Mais il faut aussi garder à l’esprit que, depuis les attaques à l’anthrax qui avaient suivi le 11 septembre 2001, «tous les gouvernements américains sont habités par une véritable psychose du risque bioterroriste», comme l’explique Richard Ebright, de l’Université Rutgers. Il estime que «quelque 3 milliards de dollars annuels sont distribués depuis plus de dix ans pour la recherche contre le bioterrorisme, ce qui a financé une prolifération de travaux dangereux, notamment le GOF – et, du coup, paradoxalement affaibli notre biosécurité».

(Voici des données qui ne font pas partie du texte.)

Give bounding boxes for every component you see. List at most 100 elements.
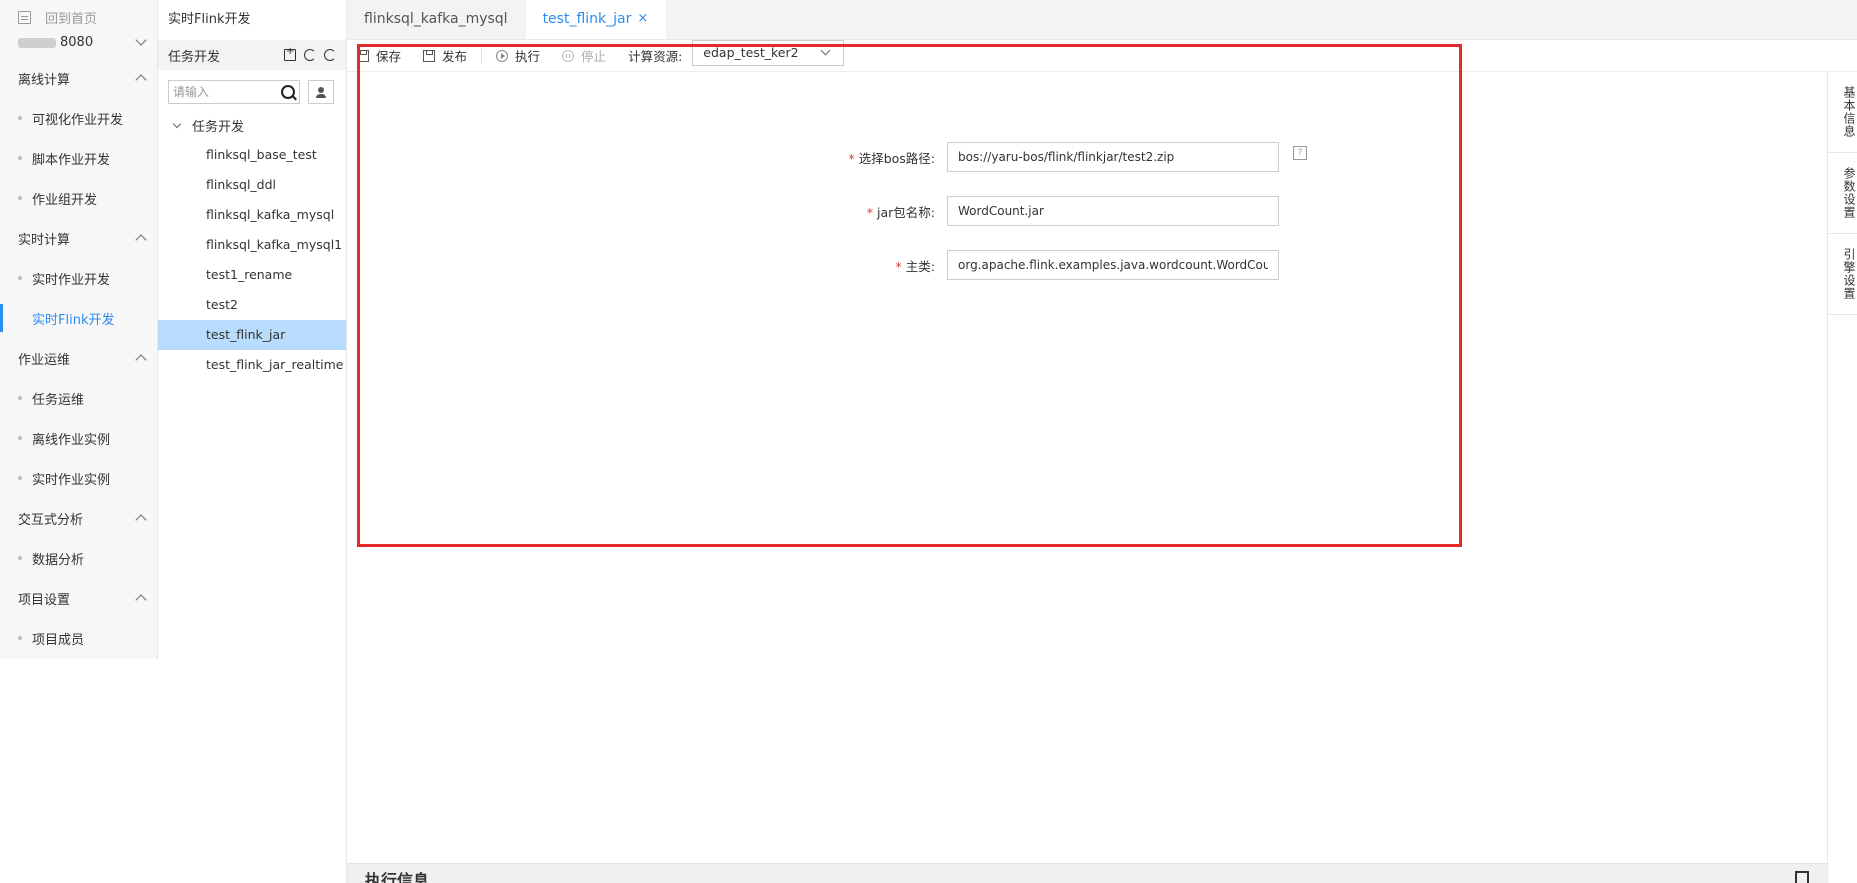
tree-item[interactable]: flinksql_kafka_mysql (158, 200, 346, 230)
home-label: 回到首页 (45, 12, 98, 27)
resource-select[interactable]: edap_test_ker2 (692, 39, 845, 66)
tree-item[interactable]: flinksql_ddl (158, 170, 346, 200)
nav-group-offline[interactable]: 离线计算 (0, 58, 157, 98)
tab-bar: flinksql_kafka_mysql test_flink_jar × (347, 0, 1857, 40)
nav-item-realtime-flink[interactable]: 实时Flink开发 (0, 298, 157, 338)
run-label: 执行 (515, 49, 541, 64)
new-file-icon[interactable] (284, 46, 296, 61)
nav-item-script-job[interactable]: 脚本作业开发 (0, 138, 157, 178)
bullet-icon (18, 116, 22, 120)
tab-flinksql-kafka-mysql[interactable]: flinksql_kafka_mysql (347, 0, 526, 39)
help-icon[interactable]: ? (1293, 146, 1307, 160)
tree-folder-label: 任务开发 (192, 119, 245, 135)
jar-name-label: * jar包名称: (817, 202, 947, 221)
exec-info-panel: 执行信息 (347, 863, 1827, 883)
bos-path-label-text: 选择bos路径: (858, 150, 935, 166)
chevron-down-icon (820, 45, 831, 56)
search-box (168, 80, 300, 104)
nav-item-label: 实时作业实例 (32, 472, 111, 488)
nav-item-label: 实时作业开发 (32, 272, 111, 288)
nav-item-realtime-job[interactable]: 实时作业开发 (0, 258, 157, 298)
side-tab-basic-info[interactable]: 基本信息 (1828, 72, 1857, 153)
bullet-icon (18, 476, 22, 480)
publish-label: 发布 (442, 49, 468, 64)
tab-test-flink-jar[interactable]: test_flink_jar × (525, 0, 667, 39)
chevron-up-icon (135, 234, 147, 246)
jar-name-input[interactable] (947, 196, 1279, 226)
tree-item[interactable]: test_flink_jar_realtime (158, 350, 346, 380)
maximize-icon[interactable] (1795, 870, 1809, 883)
stop-button[interactable]: 停止 (562, 46, 606, 65)
save-label: 保存 (376, 49, 402, 64)
run-button[interactable]: 执行 (496, 46, 540, 65)
nav-item-realtime-instance[interactable]: 实时作业实例 (0, 458, 157, 498)
chevron-up-icon (135, 354, 147, 366)
main-class-input[interactable] (947, 250, 1279, 280)
tree-item[interactable]: test1_rename (158, 260, 346, 290)
nav-group-title: 离线计算 (18, 72, 71, 88)
nav-item-task-ops[interactable]: 任务运维 (0, 378, 157, 418)
nav-group-project-settings[interactable]: 项目设置 (0, 578, 157, 618)
publish-icon (423, 49, 436, 62)
tree-item[interactable]: flinksql_base_test (158, 140, 346, 170)
nav-item-project-members[interactable]: 项目成员 (0, 618, 157, 658)
toolbar-divider (481, 48, 483, 63)
right-side-tabs: 基本信息 参数设置 引擎设置 (1827, 72, 1857, 883)
home-icon (18, 11, 31, 24)
nav-item-label: 任务运维 (32, 392, 85, 408)
home-link[interactable]: 回到首页 (18, 8, 157, 27)
chevron-down-icon (135, 34, 147, 46)
play-icon (496, 49, 509, 62)
form-row-main-class: * 主类: (817, 250, 1307, 280)
nav-item-label: 脚本作业开发 (32, 152, 111, 168)
tree-panel-title: 实时Flink开发 (168, 12, 251, 27)
required-mark: * (866, 204, 874, 220)
nav-item-visual-job[interactable]: 可视化作业开发 (0, 98, 157, 138)
user-icon (316, 86, 326, 98)
nav-item-job-group[interactable]: 作业组开发 (0, 178, 157, 218)
toolbar: 保存 发布 执行 停止 计算资源: edap_test_ker2 (347, 39, 1857, 72)
publish-button[interactable]: 发布 (423, 46, 467, 65)
save-button[interactable]: 保存 (357, 46, 401, 65)
tree-item-selected[interactable]: test_flink_jar (158, 320, 346, 350)
stop-label: 停止 (581, 49, 607, 64)
form-row-bos-path: *选择bos路径: ? (817, 142, 1307, 172)
user-filter-button[interactable] (308, 80, 334, 104)
nav-group-ops[interactable]: 作业运维 (0, 338, 157, 378)
tree-search-row (158, 70, 346, 110)
refresh-icon[interactable] (324, 49, 336, 61)
tree-folder[interactable]: 任务开发 (158, 110, 346, 140)
nav-group-realtime[interactable]: 实时计算 (0, 218, 157, 258)
resource-value: edap_test_ker2 (703, 45, 799, 60)
tree-item[interactable]: flinksql_kafka_mysql1 (158, 230, 346, 260)
nav-top: 回到首页 8080 (0, 0, 157, 58)
chevron-up-icon (135, 514, 147, 526)
close-icon[interactable]: × (637, 0, 648, 39)
form-row-jar-name: * jar包名称: (817, 196, 1307, 226)
nav-item-label: 离线作业实例 (32, 432, 111, 448)
save-icon (357, 49, 369, 62)
nav-item-data-analysis[interactable]: 数据分析 (0, 538, 157, 578)
nav-item-offline-instance[interactable]: 离线作业实例 (0, 418, 157, 458)
required-mark: * (895, 258, 902, 274)
nav-item-label: 数据分析 (32, 552, 85, 568)
bos-path-input[interactable] (947, 142, 1279, 172)
task-tree-panel: 实时Flink开发 任务开发 任务开发 flinksql_base_test f… (158, 0, 347, 883)
search-icon[interactable] (281, 85, 295, 99)
project-label: 8080 (60, 35, 94, 50)
exec-panel-title: 执行信息 (365, 870, 430, 883)
nav-group-title: 作业运维 (18, 352, 71, 368)
nav-group-interactive[interactable]: 交互式分析 (0, 498, 157, 538)
tree-item[interactable]: test2 (158, 290, 346, 320)
nav-item-label: 项目成员 (32, 632, 85, 648)
nav-group-title: 项目设置 (18, 592, 71, 608)
bullet-icon (18, 556, 22, 560)
search-input[interactable] (173, 85, 273, 99)
side-tab-engine[interactable]: 引擎设置 (1828, 234, 1857, 315)
sync-icon[interactable] (304, 49, 316, 61)
side-tab-params[interactable]: 参数设置 (1828, 153, 1857, 234)
main-class-label: * 主类: (817, 256, 947, 275)
project-select[interactable]: 8080 (18, 34, 157, 50)
tree-actions (284, 46, 336, 61)
resource-label: 计算资源: (628, 49, 683, 64)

Deux événements récents ont contribué à la brusque volte-face de la Maison-Blanche. Primo, une succession de bévues en matière de biosécurité survenues cet été dans les deux institutions les plus éminentes de l’establishment américain des sciences de la vie, les NIH et le Center for Disease Control. En l’espace de quelques semaines ont eu lieu une manipulation d’anthrax dans des conditions non sécurisées qui a mis en danger 75 personnes, une contamination par un virus mortel d’un flacon de virus grippal bénin expédié d’un laboratoire à un autre et la découverte au fond de congélateurs de flacons de variole, dont la possession est interdite depuis trente ans par un traité international.
Secundo, les deux récentes contaminations de personnel infirmier par Ebola aux Etats-Unis ont provoqué une psychose dont la mesure n’a pas toujours été prise en France. «Elles ont sans doute conduit les autorités américaines à prendre conscience qu’il n’est pas si facile de contrôler un virus contagieux», estime Simon Wain-Hobson. Les «Frankenvirus» seraient ainsi une victime collatérale d’Ebola…
Mais la messe n’est pas dite. «Ce n’est qu’une demi-victoire, juge Simon Wain-Hobson, car, dans son communiqué, la Maison-Blanche annonce l’arrêt du financement d’études nouvelles mais se contente d’inviter, sur une base volontaire, les chercheurs déjà financés à suspendre leurs travaux.» Ron Fouchier, qui qualifie cette décision de «guidée par la peur et la fiction, et non par les faits», indique qu’il va consulter les NIH avant de décider s’il poursuivra ou non ces expériences.
Par ailleurs, l’annonce ne concerne que la grippe, le SRAS et un troisième virus respiratoire, le MERS-CoV, coronavirus d’émergence récente. Il n’est pas fait mention d’éventuels autres agents pathogènes, ou de ceux qui pourraient apparaître. Enfin, cet arrêt est provisoire. Les autorités américaines précisent que, à l’issue d’un «processus délibératif» ouvert, organisé dans les prochains mois selon des modalités encore à définir, elles adopteront une «politique fédérale en matière de recherche par acquisition de fonction».